Accountancy in Germany

>> Choice of Legal Form in Germany

Branch

There are no formal restrictions on operating a branch of a foreign company in Germany. A branch is not a separate legal entity distinct from its parent. Consequently, a branch cannot enter into agreements without either its head office or its parent. The branch which is operating in Germany can sue and be sued in Germany only through its foreign parent which is liable to the full extent of its assets for the liabilities of the branch.

It is possible that a branch may be registered with a German local commercial register as a “registered branch” by filing the foreign incorporation documents if the branch exercises essentially the same activities in Germany as the foreign parent company.

A representative office which is not engaged in trade or business is not regarded as a branch, although for taxation purposes the definition of a permanent establishment in an applicable double tax treaty must be considered. The mere establishment of a branch does not trigger any German taxes.

Subsidiary

A possible option of setting up a subsidiary is the establishment of a stock corporation (Aktiengesellschaft). Nevertheless, by far the most common and flexible legal form for subsidiaries of foreign investors operating in Germany is the “limited liability company” (Gesellschaft mit beschränkter Haftung or GmbH).

The minimum statutorily required capital for the GmbH is EUR 25,000. 25% of the subscribed capital (but at least EUR 12,500) must be paid in at the time of formation (only if the share capital is  being contributed in cash).

A GmbH can be established by a sole investor. If the GmbH has only one shareholder at least 25% of the subscribed capital (but a minimum of EUR 12,500) must be paid in. In such case, the payment of the capital contribution into the assets of the newly established GmbH must be objectively recognizable. Capital contributions in kind are possible, but the contributed assets must be fairly valued and the value is subject to examination  by the registrar.

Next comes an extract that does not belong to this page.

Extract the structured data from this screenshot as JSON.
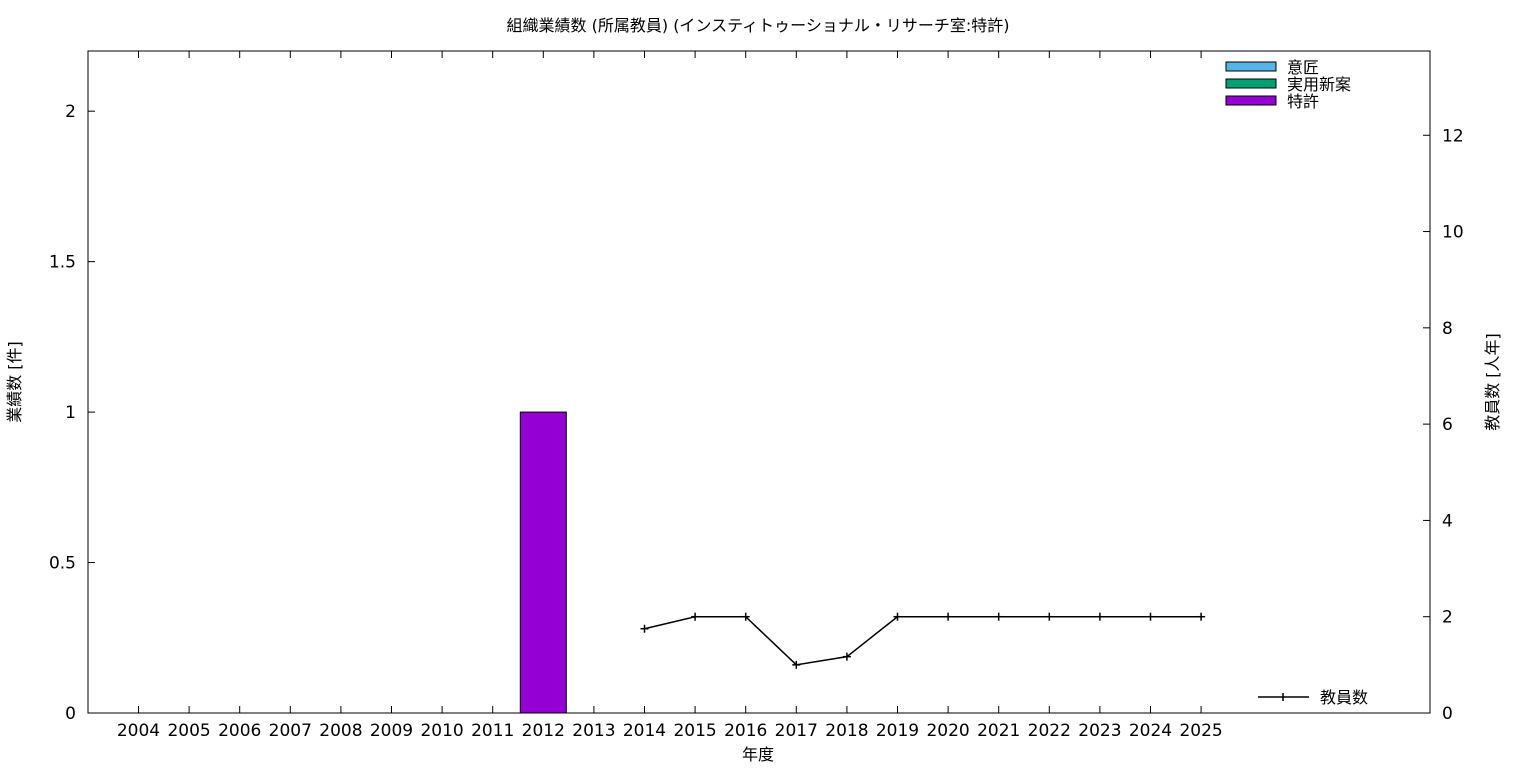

The obvious advantage of a GmbH

over a branch is that the liability of the shareholder is limited to the amount of the share capital of the GmbH. Like a branch, the mere establishment of a GmbH does not trigger German taxes. The costs of establishing a simple GmbH with a subscribed capital of EUR 25,000 is about EUR 2,500.

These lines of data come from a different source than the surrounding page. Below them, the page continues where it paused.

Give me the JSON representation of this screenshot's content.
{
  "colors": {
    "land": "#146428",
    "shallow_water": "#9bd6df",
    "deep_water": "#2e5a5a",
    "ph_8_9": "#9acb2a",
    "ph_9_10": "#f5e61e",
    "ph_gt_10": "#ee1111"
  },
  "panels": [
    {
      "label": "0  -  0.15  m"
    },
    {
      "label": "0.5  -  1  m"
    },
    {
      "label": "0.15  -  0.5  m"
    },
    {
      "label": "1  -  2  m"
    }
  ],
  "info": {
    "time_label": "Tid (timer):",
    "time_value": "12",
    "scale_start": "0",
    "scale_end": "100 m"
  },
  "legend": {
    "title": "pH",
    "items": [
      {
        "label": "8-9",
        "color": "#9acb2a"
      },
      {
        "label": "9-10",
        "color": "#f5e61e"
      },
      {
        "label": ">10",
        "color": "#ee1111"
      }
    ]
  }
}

At the end of 2008, German legislation changed the provisions governing investments by small corporations. To facilitate doing business throughout minor capitalized legal entities, investors can set up a so-called business company (Unternehmergesellschaft or UG). This new type of a limited liability company mainly follows corporate rules of the GmbH but its required capital starts from EUR 1. Nominal capital has to be paid in, contributions in kind are excluded. The business company should include the wording “Unternehmergesellschaft (haftungsbeschränkt)” or “UG (haftungsbeschränkt)” as a supplement in its firm, to underline the limited liability. The legal entity shall reach sufficient capitalization by retaining a quarter of its profits in the capital reserves. By reaching a nominal capital of Euro 25,000 a business company with restriction may alter its firm to a GmbH.

The statutory seat of all German corporations previously had to be registered in Germany but from 2009 onwards the operating seat can be situated in foreign countries.

Other forms of business organization

In addition to corporations such as the stock corporation and the GmbH, German law permits further forms of business organization. The limited partnership with share capital (Kommanditgesellschaft auf Aktien) is another form of a corporation. Furthermore, a business can be run in the form of a partnership. The most common partnership forms are the general partnership (offene Handelsgesellschaft – OHG) and the limited partnership (Kommanditgesellschaft – KG). Although both types of partnerships play an important role in business life in Germany, foreign investors usually choose the limited partnership. In a KG only the general partner(s) (at least one – e.g. a GmbH then forming a GmbH & Co. KG)

is (are) fully liable and the liability of the limited partner(s) (at least one – e.g. an individual) is limited to the subscribed and registered contribution to the partnership.